Women want to have a good birth, in which both they and the baby are healthy and happy at the end. For most women, the optimal birth outcome is a spontaneous vaginal birth (SVB), one without forceps or a vacuum. Some women may be surprised to learn that the hospital where they give birth has a significant effect on the kind of birth they will have. In a new study of nearly 500 hospitals in four states in 2016, Penn Nursing’s Eileen Lake and Rebecca Clark find that SVB rates vary widely, even for women at low risk for cesarean section.
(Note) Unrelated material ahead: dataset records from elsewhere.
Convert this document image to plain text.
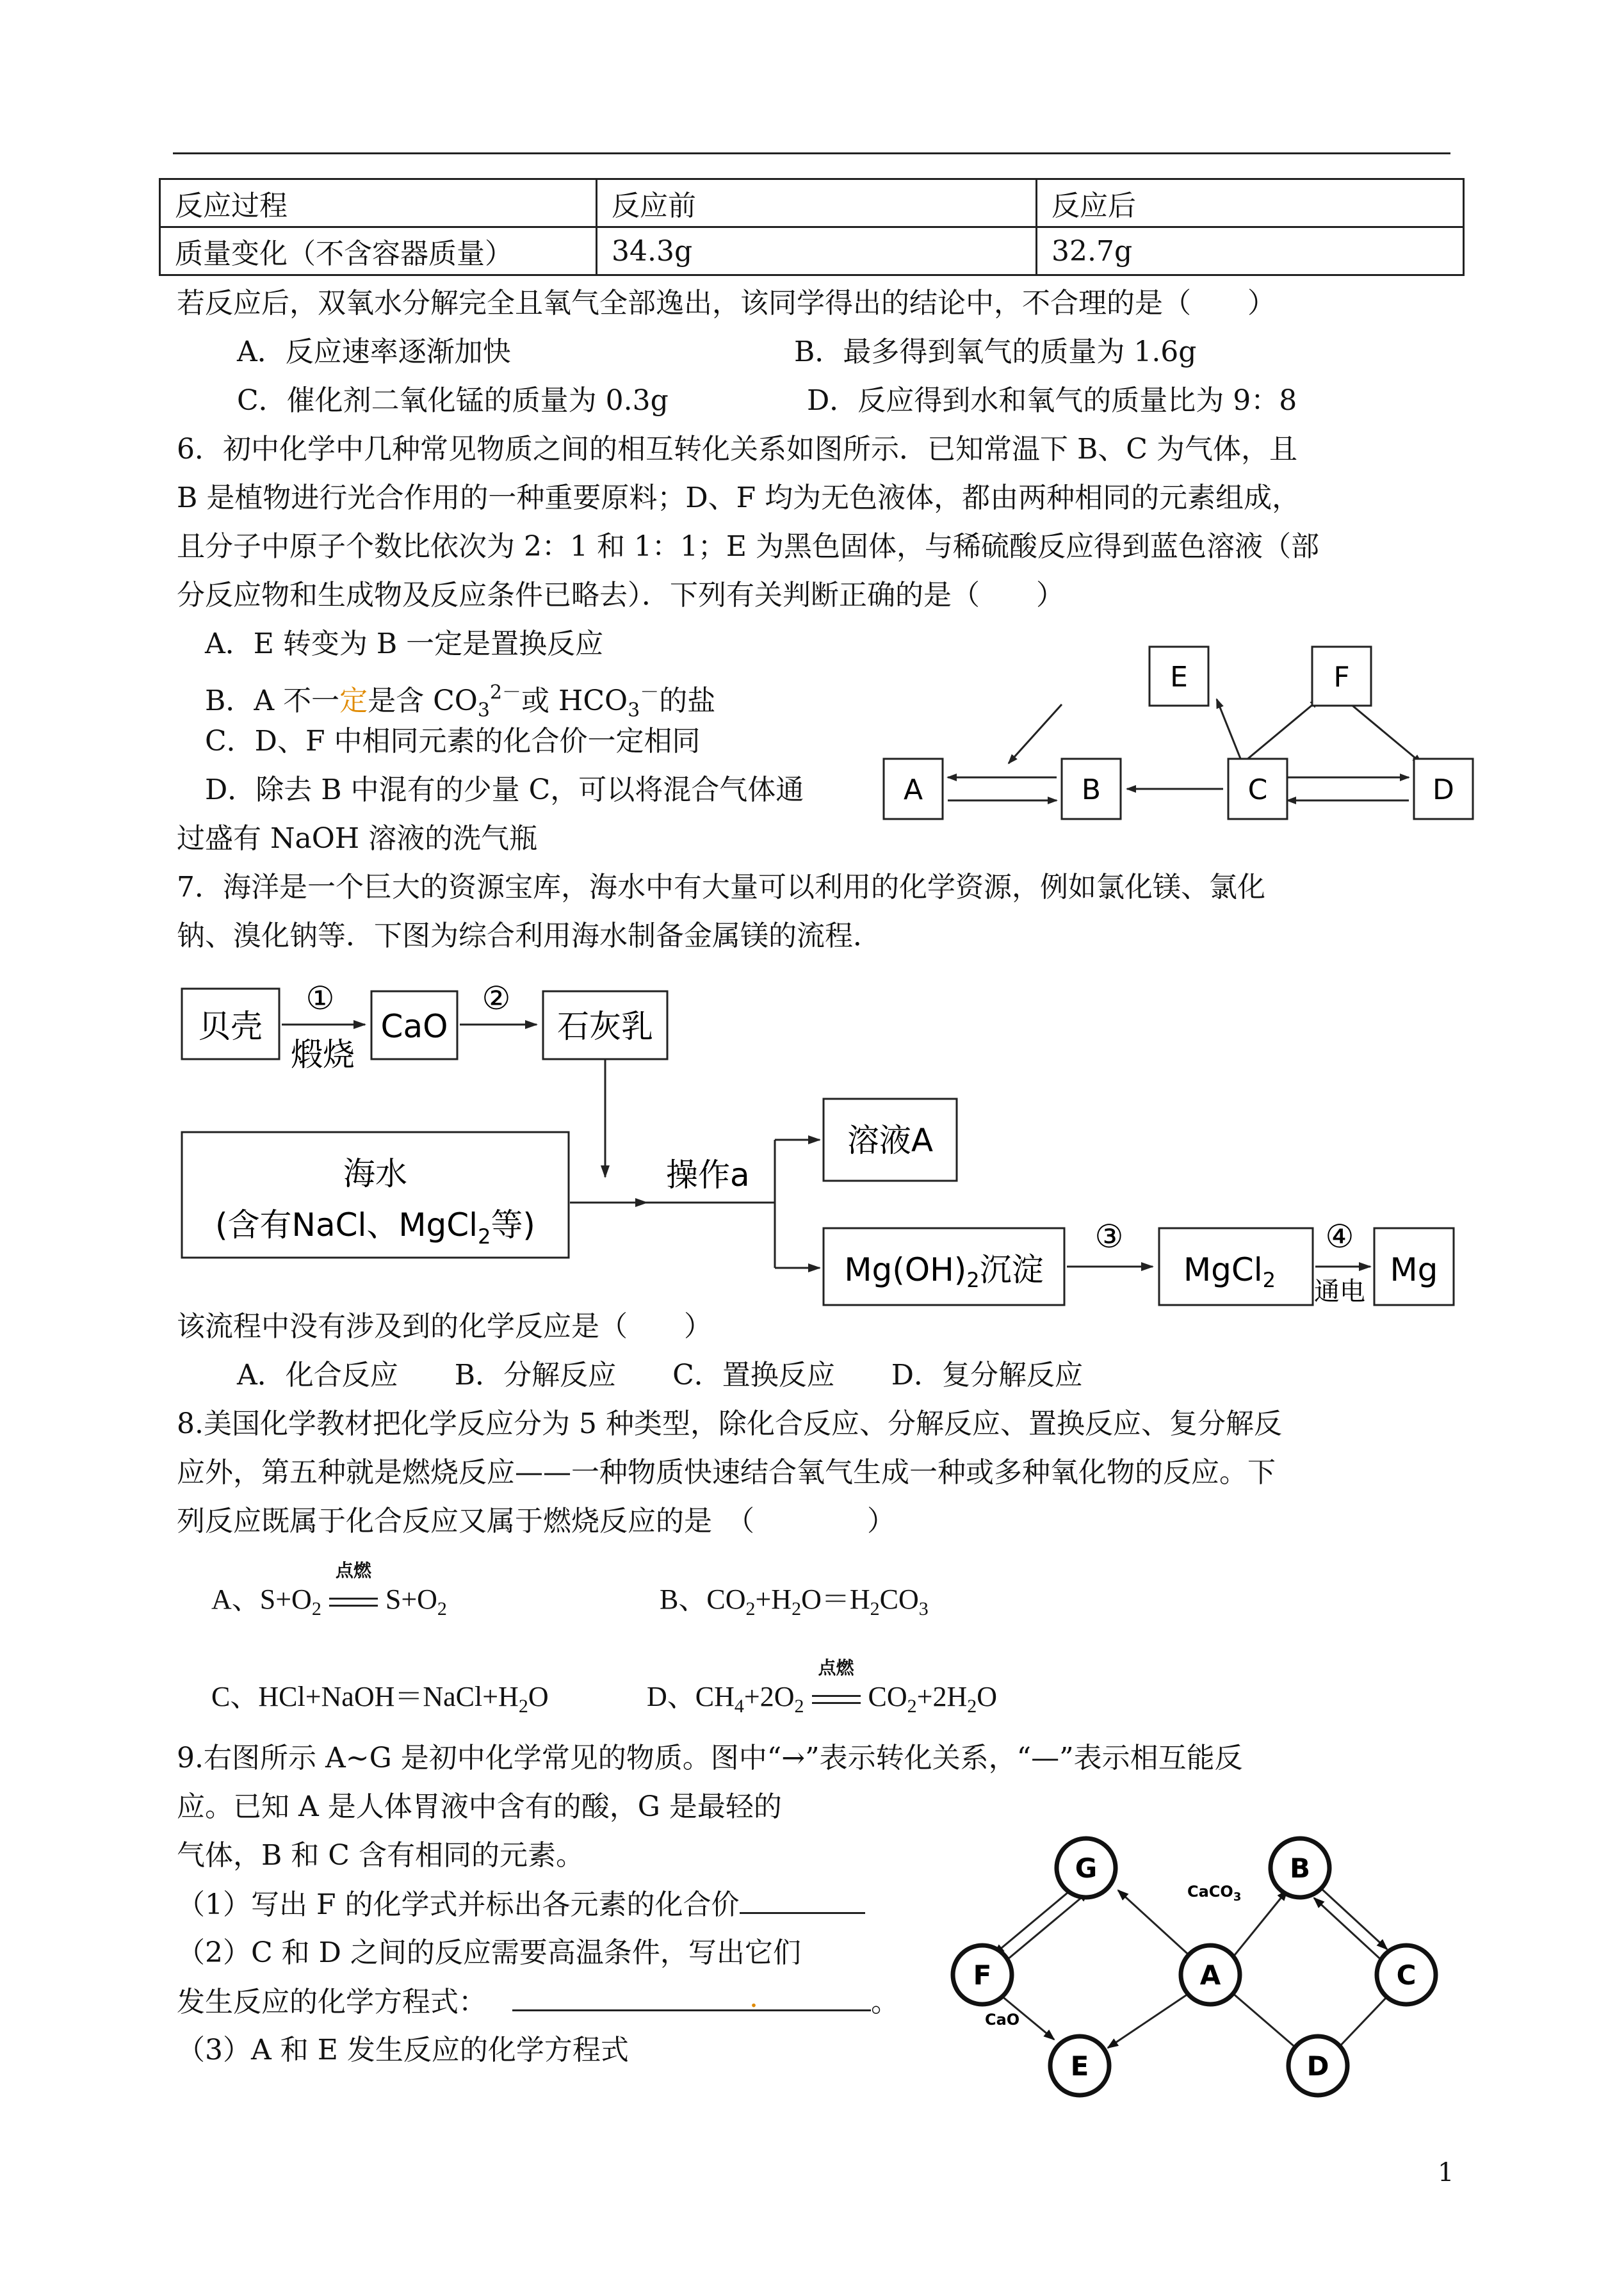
反应过程	反应前	反应后
质量变化（不含容器质量）	34.3g	32.7g
若反应后，双氧水分解完全且氧气全部逸出，该同学得出的结论中，不合理的是（　　）
A．反应速率逐渐加快	B．最多得到氧气的质量为 1.6g
C．催化剂二氧化锰的质量为 0.3g	D．反应得到水和氧气的质量比为 9：8
6．初中化学中几种常见物质之间的相互转化关系如图所示．已知常温下 B、C 为气体，且
B 是植物进行光合作用的一种重要原料；D、F 均为无色液体，都由两种相同的元素组成，
且分子中原子个数比依次为 2：1 和 1：1；E 为黑色固体，与稀硫酸反应得到蓝色溶液（部
分反应物和生成物及反应条件已略去）．下列有关判断正确的是（　　）
A．E 转变为 B 一定是置换反应
B．A 不一定是含 $CO_3^{2-}$或 $HCO_3^-$的盐
C．D、F 中相同元素的化合价一定相同
D．除去 B 中混有的少量 C，可以将混合气体通
过盛有 NaOH 溶液的洗气瓶
E	F
A	B	C	D
7．海洋是一个巨大的资源宝库，海水中有大量可以利用的化学资源，例如氯化镁、氯化
钠、溴化钠等．下图为综合利用海水制备金属镁的流程．
贝壳
①
煅烧
CaO
②
石灰乳
海水
(含有NaCl、MgCl$_2$等)
操作a
溶液A
$Mg(OH)_2$沉淀
③
MgCl$_2$
④
通电
Mg
该流程中没有涉及到的化学反应是（　　）
A．化合反应　　B．分解反应　　C．置换反应　　D．复分解反应
8.美国化学教材把化学反应分为 5 种类型，除化合反应、分解反应、置换反应、复分解反
应外，第五种就是燃烧反应——一种物质快速结合氧气生成一种或多种氧化物的反应。下
列反应既属于化合反应又属于燃烧反应的是　（　　　　）
A、$S+O_2$
点燃
$S+O_2$	B、$CO_2+H_2O=H_2CO_3$
C、$HCl+NaOH=NaCl+H_2O$	D、$CH_4+2O_2$
点燃
$CO_2+2H_2O$
9.右图所示 A~G 是初中化学常见的物质。图中“→”表示转化关系，“—”表示相互能反
应。已知 A 是人体胃液中含有的酸，G 是最轻的
气体，B 和 C 含有相同的元素。
（1）写出 F 的化学式并标出各元素的化合价
（2）C 和 D 之间的反应需要高温条件，写出它们
发生反应的化学方程式：	.	。
（3）A 和 E 发生反应的化学方程式
CaO
CaCO$_3$
G	B
F	A	C
E	D
1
Using hospital discharge abstracts from California, Pennsylvania, New Jersey, and Florida, the researchers found that overall, the average SVB rate was 61.1%, which varied from 16.8% to 79.9% by hospital; for low-risk women (defined as having a single, at-term, head down fetus), the average SVB rate was 78%, which varied from 34.6% to 93.3% by hospital.
The variation in overall and low-risk SVB rates cut across all hospital characteristics. For example, hospitals where less than 60% of low-risk women had an SVB were found in all four states, in both rural and metropolitan areas, and among all bed size and birth volume categories. At the other end of the spectrum, hospitals where more than 90% of low-risk women had an SVB, were also found across all areas and hospital categories.
These findings suggest that poor maternal outcomes are found where excellence would be expected due to plentiful resources. They also suggest that excellent maternal outcomes are possible in all hospital settings.
The study is the first to assess hospital SVB rates rather that their corollary, cesarean rates. This is important for further work on interventions, because quality improvement initiatives that focus on encouraging SVBs may target different factors from those that focus on decreasing the cesarean birth rate.